Getting Started: Storing Data in Your SQL Server

To start with Exploratory Data Analysis using SQL, you must first store your data in an SQL server. Download the data we are using from here and follow these steps:

  1. Step 1: Log into your SQL server and create a database to store your data using a command: CREATE DATABASE your_database_name;
  2. Step 2: Define the table schema based on your data structure using a CREATE TABLE statement, specifying column names, data types, and constraints.
  3. Step 3: Use SQL tools like LOAD DATA INFILE (MySQL) or database interfaces like pgAdmin (PostgreSQL) to import your data.

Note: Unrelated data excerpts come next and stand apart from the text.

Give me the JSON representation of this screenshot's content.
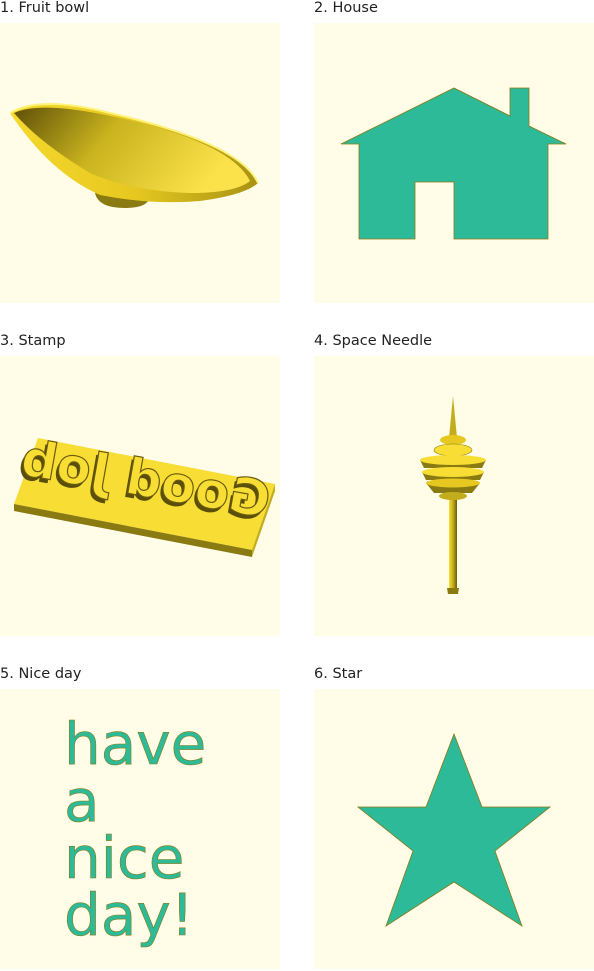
{
  "colors": {
    "panel_bg": "#fffce8",
    "yellow": "#f7dd34",
    "yellow_dark": "#8a7a12",
    "teal": "#2dba98"
  },
  "items": [
    {
      "label": "1. Fruit bowl",
      "icon": "fruit-bowl-icon"
    },
    {
      "label": "2. House",
      "icon": "house-icon"
    },
    {
      "label": "3. Stamp",
      "icon": "stamp-icon",
      "stamp_text": "Good Job"
    },
    {
      "label": "4. Space Needle",
      "icon": "space-needle-icon"
    },
    {
      "label": "5. Nice day",
      "icon": "nice-day-text",
      "text_lines": [
        "have",
        "a",
        "nice",
        "day!"
      ]
    },
    {
      "label": "6. Star",
      "icon": "star-icon"
    }
  ]
}
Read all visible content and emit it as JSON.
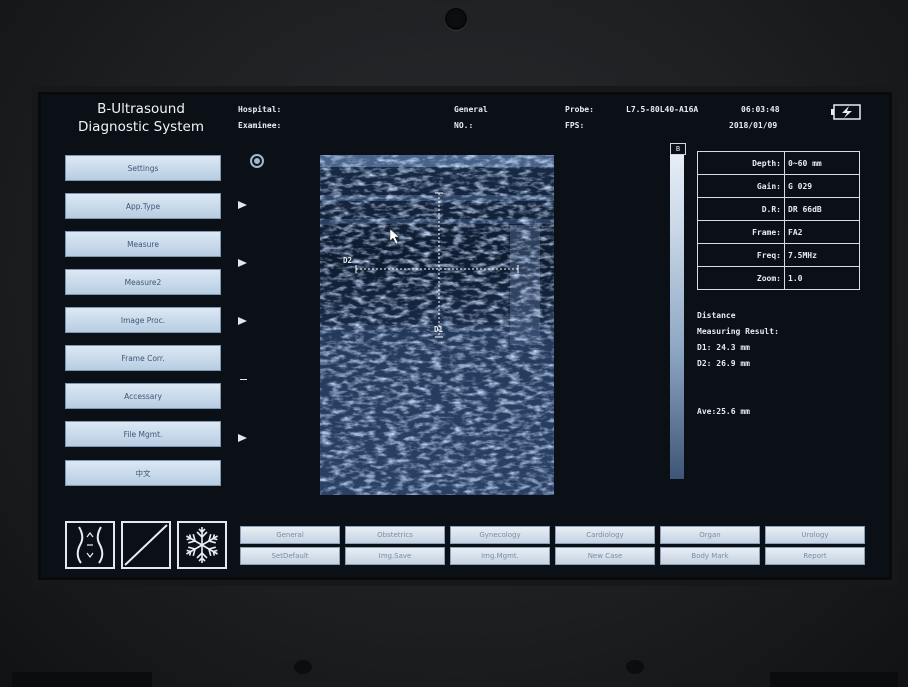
{
  "app": {
    "title_line1": "B-Ultrasound",
    "title_line2": "Diagnostic System"
  },
  "header": {
    "hospital_label": "Hospital:",
    "examinee_label": "Examinee:",
    "mode": "General",
    "no_label": "NO.:",
    "probe_label": "Probe:",
    "probe_value": "L7.5-80L40-A16A",
    "fps_label": "FPS:",
    "time": "06:03:48",
    "date": "2018/01/09",
    "battery_icon": "battery-charging-icon"
  },
  "sidebar": {
    "items": [
      {
        "label": "Settings"
      },
      {
        "label": "App.Type"
      },
      {
        "label": "Measure"
      },
      {
        "label": "Measure2"
      },
      {
        "label": "Image Proc."
      },
      {
        "label": "Frame Corr."
      },
      {
        "label": "Accessary"
      },
      {
        "label": "File Mgmt."
      },
      {
        "label": "中文"
      }
    ]
  },
  "image": {
    "marker_d1": "D1",
    "marker_d2": "D2",
    "scale_label": "B"
  },
  "params": [
    {
      "key": "Depth:",
      "value": "0~60 mm"
    },
    {
      "key": "Gain:",
      "value": "G 029"
    },
    {
      "key": "D.R:",
      "value": "DR 66dB"
    },
    {
      "key": "Frame:",
      "value": "FA2"
    },
    {
      "key": "Freq:",
      "value": "7.5MHz"
    },
    {
      "key": "Zoom:",
      "value": "1.0"
    }
  ],
  "results": {
    "title": "Distance",
    "subtitle": "Measuring Result:",
    "d1": "D1: 24.3 mm",
    "d2": "D2: 26.9 mm",
    "ave": "Ave:25.6 mm"
  },
  "presets_row1": [
    "General",
    "Obstetrics",
    "Gynecology",
    "Cardiology",
    "Organ",
    "Urology"
  ],
  "presets_row2": [
    "SetDefault",
    "Img.Save",
    "Img.Mgmt.",
    "New Case",
    "Body Mark",
    "Report"
  ],
  "colors": {
    "accent": "#c6d3e2",
    "screen_bg": "#0b1016"
  }
}
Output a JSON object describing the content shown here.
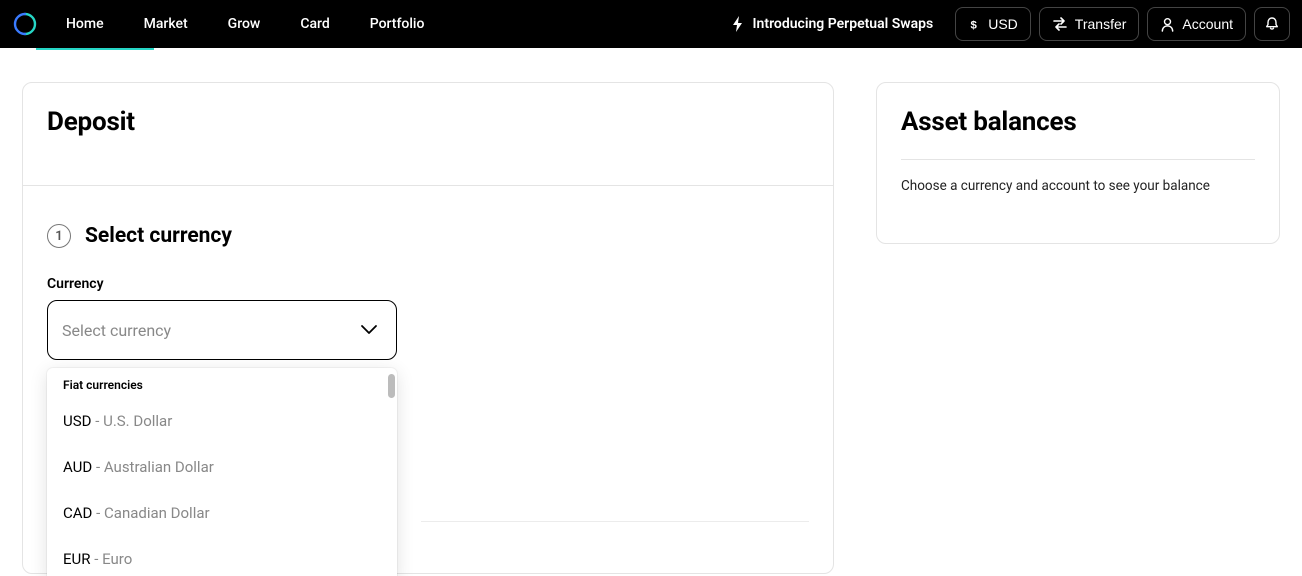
{
  "nav": {
    "links": [
      "Home",
      "Market",
      "Grow",
      "Card",
      "Portfolio"
    ],
    "promo": "Introducing Perpetual Swaps",
    "currency_label": "USD",
    "transfer_label": "Transfer",
    "account_label": "Account"
  },
  "deposit": {
    "title": "Deposit",
    "step1_number": "1",
    "step1_label": "Select currency",
    "currency_field_label": "Currency",
    "currency_placeholder": "Select currency",
    "dropdown": {
      "group_label": "Fiat currencies",
      "items": [
        {
          "code": "USD",
          "name": "U.S. Dollar"
        },
        {
          "code": "AUD",
          "name": "Australian Dollar"
        },
        {
          "code": "CAD",
          "name": "Canadian Dollar"
        },
        {
          "code": "EUR",
          "name": "Euro"
        }
      ]
    }
  },
  "balances": {
    "title": "Asset balances",
    "empty": "Choose a currency and account to see your balance"
  }
}
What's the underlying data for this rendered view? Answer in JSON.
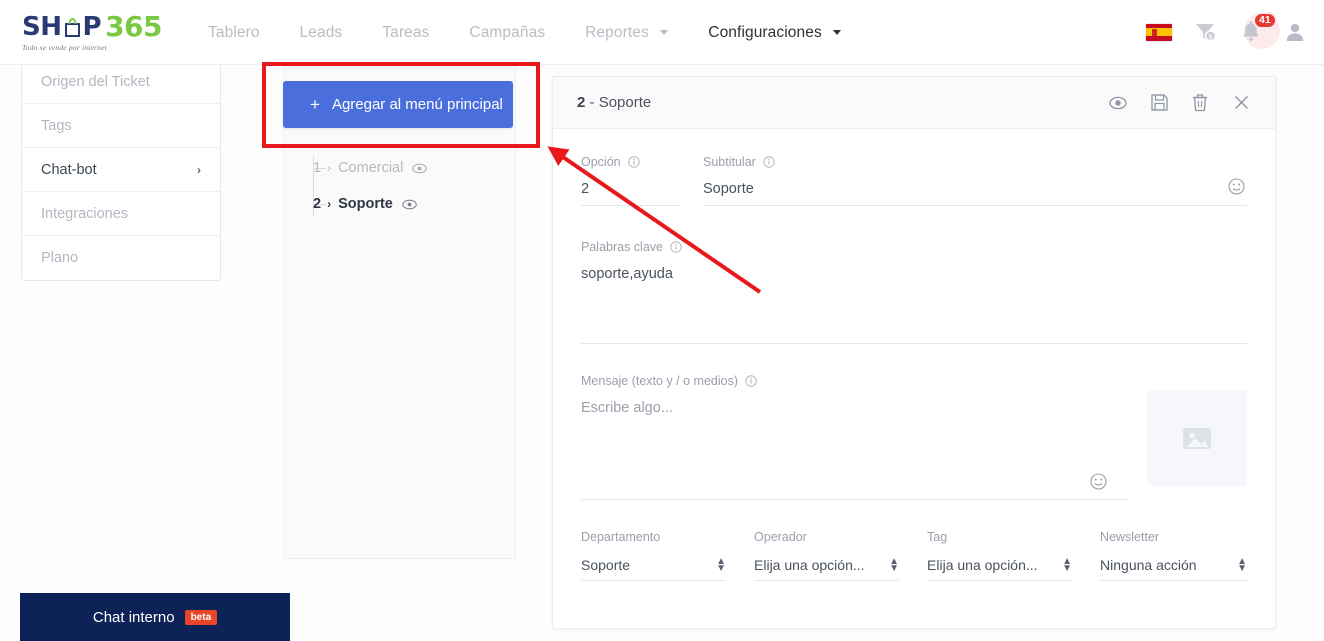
{
  "brand": {
    "logo_sh": "SH",
    "logo_p": "P",
    "logo_365": "365",
    "tagline": "Todo se vende por internet",
    "accent_blue": "#4a6fdd",
    "accent_green": "#7ac943",
    "navy": "#0d2357",
    "annotation_red": "#e8181c"
  },
  "topnav": {
    "items": [
      {
        "label": "Tablero",
        "active": false,
        "caret": false
      },
      {
        "label": "Leads",
        "active": false,
        "caret": false
      },
      {
        "label": "Tareas",
        "active": false,
        "caret": false
      },
      {
        "label": "Campañas",
        "active": false,
        "caret": false
      },
      {
        "label": "Reportes",
        "active": false,
        "caret": true
      },
      {
        "label": "Configuraciones",
        "active": true,
        "caret": true
      }
    ],
    "right": {
      "language_icon": "spain-flag-icon",
      "funnel_icon": "sales-funnel-icon",
      "notifications_icon": "bell-icon",
      "notifications_count": "41",
      "account_icon": "user-avatar-icon"
    }
  },
  "settings_menu": {
    "items": [
      {
        "label": "Origen del Ticket",
        "active": false,
        "chevron": ""
      },
      {
        "label": "Tags",
        "active": false,
        "chevron": ""
      },
      {
        "label": "Chat-bot",
        "active": true,
        "chevron": "›"
      },
      {
        "label": "Integraciones",
        "active": false,
        "chevron": ""
      },
      {
        "label": "Plano",
        "active": false,
        "chevron": ""
      }
    ]
  },
  "tree": {
    "add_button_label": "Agregar al menú principal",
    "add_button_plus": "+",
    "nodes": [
      {
        "num": "1",
        "arrow": "›",
        "label": "Comercial",
        "selected": false,
        "eye_icon": "eye-icon"
      },
      {
        "num": "2",
        "arrow": "›",
        "label": "Soporte",
        "selected": true,
        "eye_icon": "eye-icon"
      }
    ]
  },
  "panel": {
    "title_number": "2",
    "title_sep": " - ",
    "title_name": "Soporte",
    "actions": [
      {
        "name": "preview-icon",
        "title": "Vista previa"
      },
      {
        "name": "save-icon",
        "title": "Guardar"
      },
      {
        "name": "delete-icon",
        "title": "Eliminar"
      },
      {
        "name": "close-icon",
        "title": "Cerrar"
      }
    ],
    "fields": {
      "opcion": {
        "label": "Opción",
        "value": "2",
        "info": "ⓘ"
      },
      "subtitular": {
        "label": "Subtitular",
        "value": "Soporte",
        "info": "ⓘ",
        "emoji_icon": "emoji-icon"
      },
      "palabras_clave": {
        "label": "Palabras clave",
        "value": "soporte,ayuda",
        "info": "ⓘ"
      },
      "mensaje": {
        "label": "Mensaje (texto y / o medios)",
        "placeholder": "Escribe algo...",
        "info": "ⓘ",
        "emoji_icon": "emoji-icon",
        "media_icon": "image-placeholder-icon"
      }
    },
    "selects": [
      {
        "label": "Departamento",
        "value": "Soporte"
      },
      {
        "label": "Operador",
        "value": "Elija una opción..."
      },
      {
        "label": "Tag",
        "value": "Elija una opción..."
      },
      {
        "label": "Newsletter",
        "value": "Ninguna acción"
      }
    ]
  },
  "chatbar": {
    "label": "Chat interno",
    "badge": "beta"
  }
}
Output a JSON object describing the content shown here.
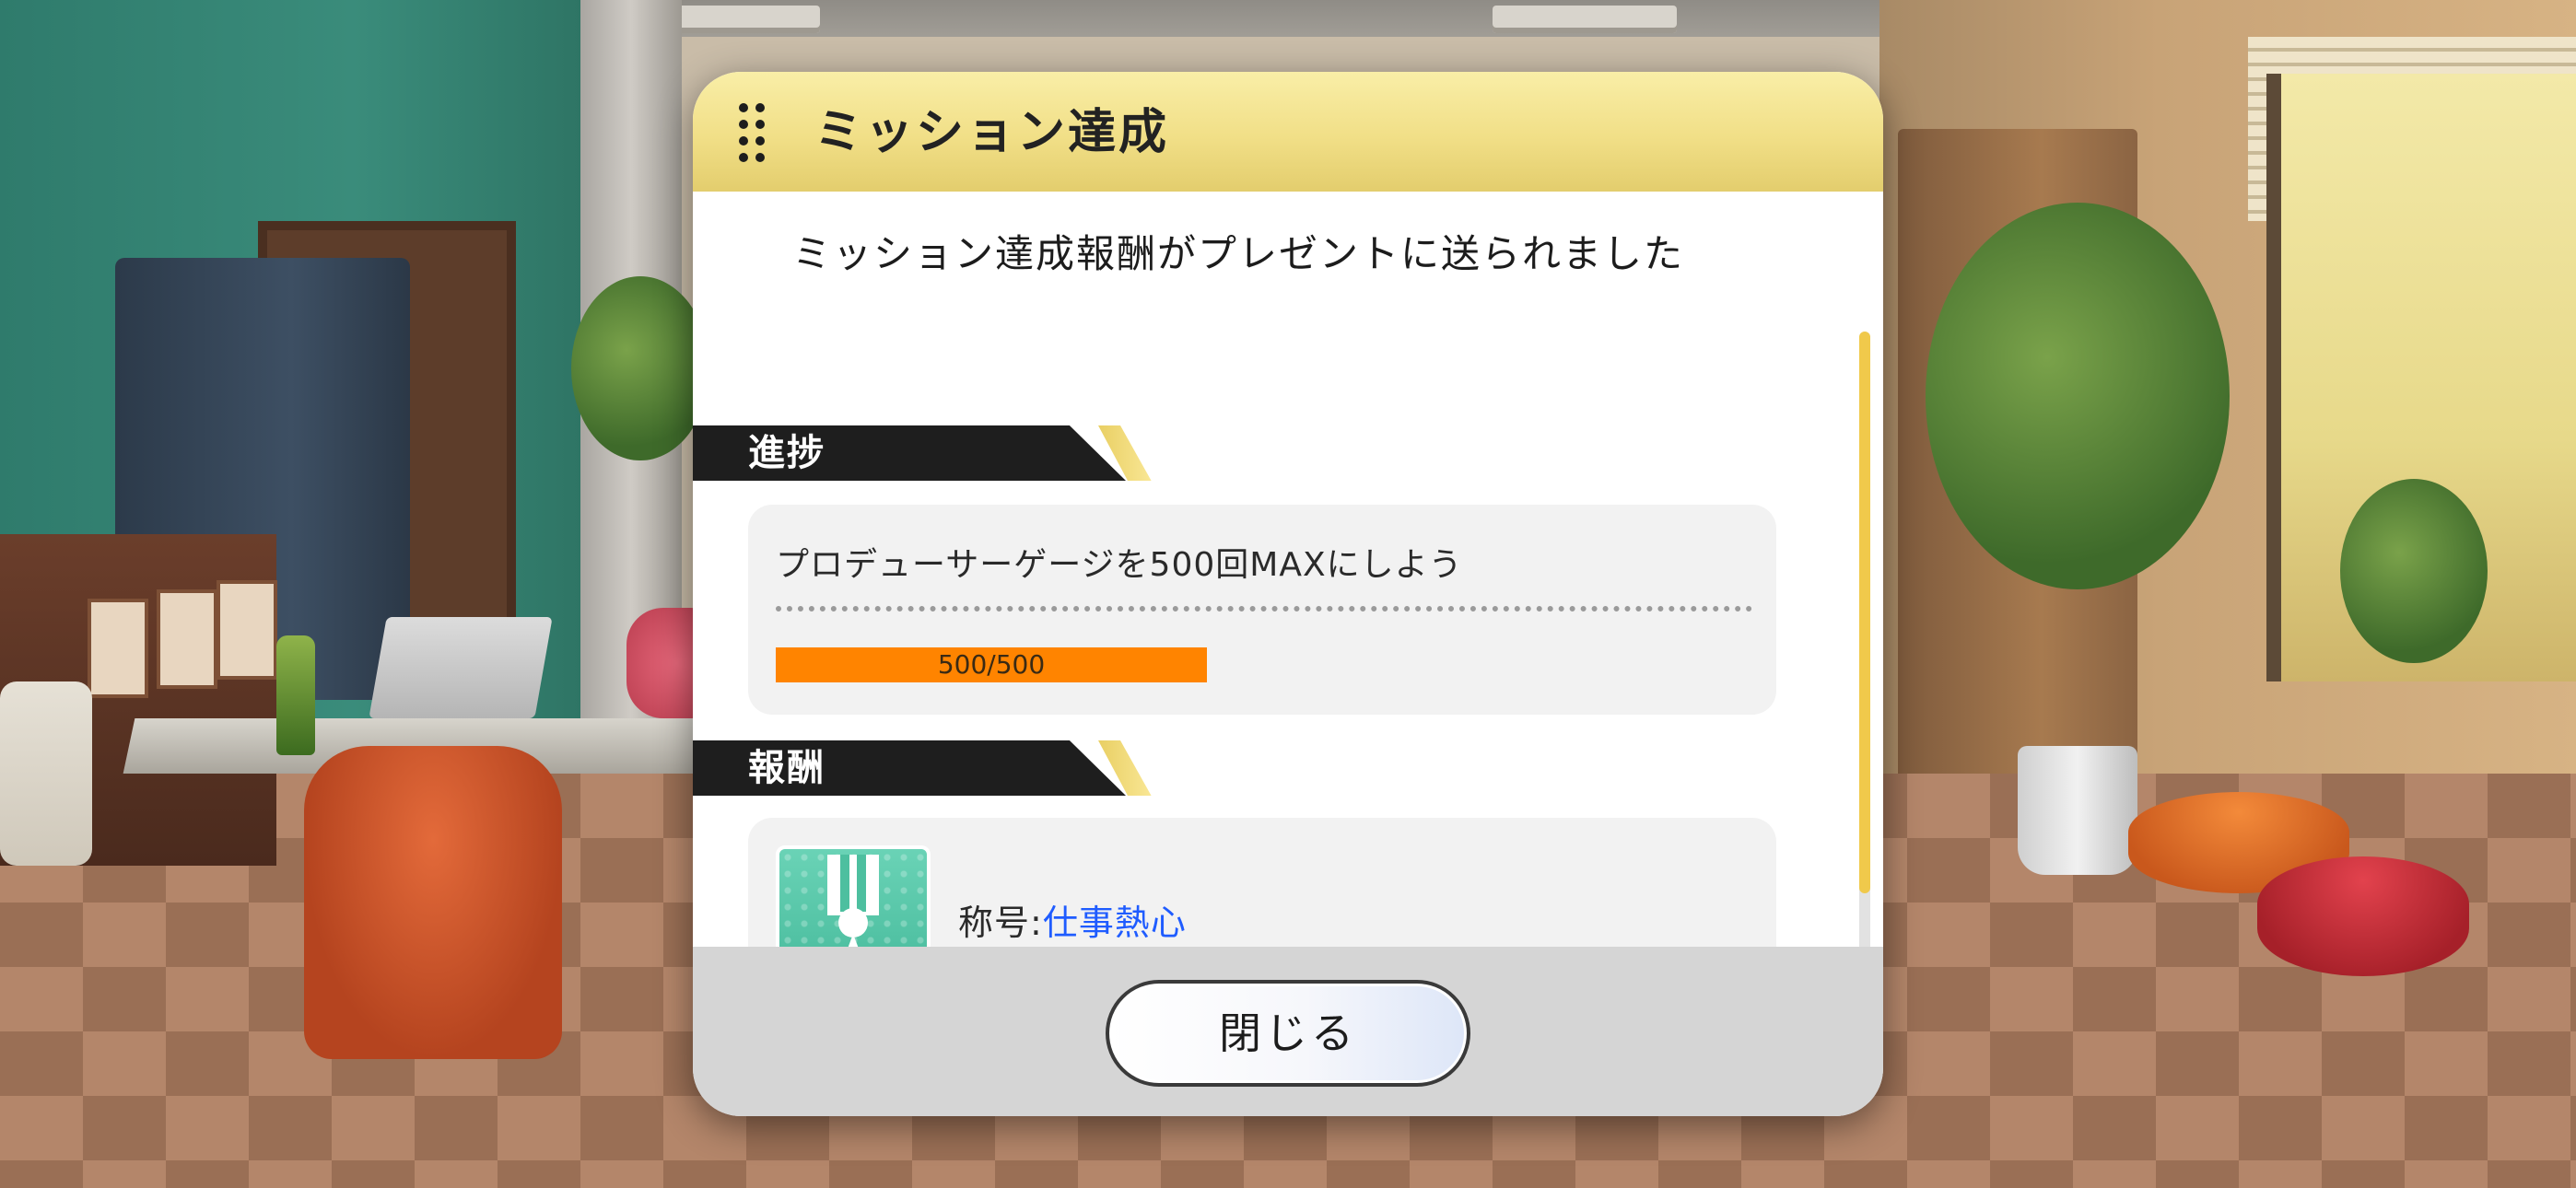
{
  "dialog": {
    "title": "ミッション達成",
    "notice": "ミッション達成報酬がプレゼントに送られました"
  },
  "progress_section": {
    "label": "進捗",
    "mission_text": "プロデューサーゲージを500回MAXにしよう",
    "progress_text": "500/500",
    "progress_value": 500,
    "progress_max": 500
  },
  "reward_section": {
    "label": "報酬",
    "reward_prefix": "称号:",
    "reward_name": "仕事熱心",
    "reward_icon": "medal-star-icon"
  },
  "footer": {
    "close_label": "閉じる"
  },
  "colors": {
    "header_gold": "#f1df87",
    "progress_orange": "#ff8400",
    "reward_link_blue": "#1f5cff",
    "scrollbar_gold": "#f0c94b"
  }
}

Below is an example for the data we are using:
CREATE TABLE instagram_data (
    Post_ID VARCHAR(255),
    Account_ID VARCHAR(255),
    Account_username VARCHAR(255),
    Account_name VARCHAR(255),
    Description TEXT,
    Duration_secs INT,
    Publish_time DATETIME,
    Permalink VARCHAR(255),
    Post_type VARCHAR(255),
    Data_comment VARCHAR(255),
    Date VARCHAR(50),
    Impressions INT,
    Reach INT,
    Likes INT,
    Shares INT,
    Follows INT,
    Comments INT,
    Saves INT,
    Plays INT
);

LOAD DATA INFILE '/path_to_your_csv_file.csv'
INTO TABLE instagram_data
FIELDS TERMINATED BY ',' 
ENCLOSED BY '"'
LINES TERMINATED BY '\n'
IGNORE 1 ROWS
(Post_ID, Account_ID, Account_username, Account_name, Description, Duration_secs, Publish_time, Permalink, Post_type, Data_comment, Date, Impressions, Reach, Likes, Shares, Follows, Comments, Saves, Plays);

After completing these steps, you can begin Exploratory Data Analysis using SQL.

Exploratory Data Analysis using SQL

Now, let’s get started with Exploratory Data Analysis using SQL. First, we will fetch the first five rows of the dataset:

SELECT * 
FROM instagram_data 
LIMIT 5;

The output will show you the first five rows of the data just like df.head() in pandas.

Next, let’s have a look at the summary statistics of the data:

SELECT 
    COUNT(*) AS Total_Posts,
    AVG(Impressions) AS Avg_Impressions,
    MAX(Likes) AS Max_Likes,
    MIN(Likes) AS Min_Likes
FROM instagram_data;
Total_Posts   Avg_Impressions    Max_Likes    Min_Likes
------------ ----------------- ----------- -----------
100 18000.45 1200 50

In the above SQL query, COUNT(*) counts total rows, AVG(Impressions) calculates the average impressions, MAX(Likes) and MIN(Likes) retrieve the maximum and minimum likes.

Identifying Missing Data

Now, let’s see if the data has any missing values:

SELECT 
    COUNT(*) AS Total_Rows,
    SUM(CASE WHEN Plays IS NULL THEN 1 ELSE 0 END) AS Missing_Plays,
    SUM(CASE WHEN Data_comment IS NULL THEN 1 ELSE 0 END) AS Missing_Data_Comment
FROM instagram_data;
Total_Rows   Missing_Plays   Missing_Data_Comment
----------- -------------- --------------------
100 30 50

In the above query, SUM(CASE … WHEN NULL) counts the number of missing values in each column.

Analyzing Distribution

Next, let’s have a look at the post type distribution:

SELECT 
    Post_type, 
    COUNT(*) AS Frequency
FROM instagram_data
GROUP BY Post_type;
Post_type      Frequency
-------------- ----------
IG carousel 60
IG image 40
IG reel 20

In the above SQL query, GROUP BY Post_type groups rows by post type and COUNT(*) calculates the frequency for each type.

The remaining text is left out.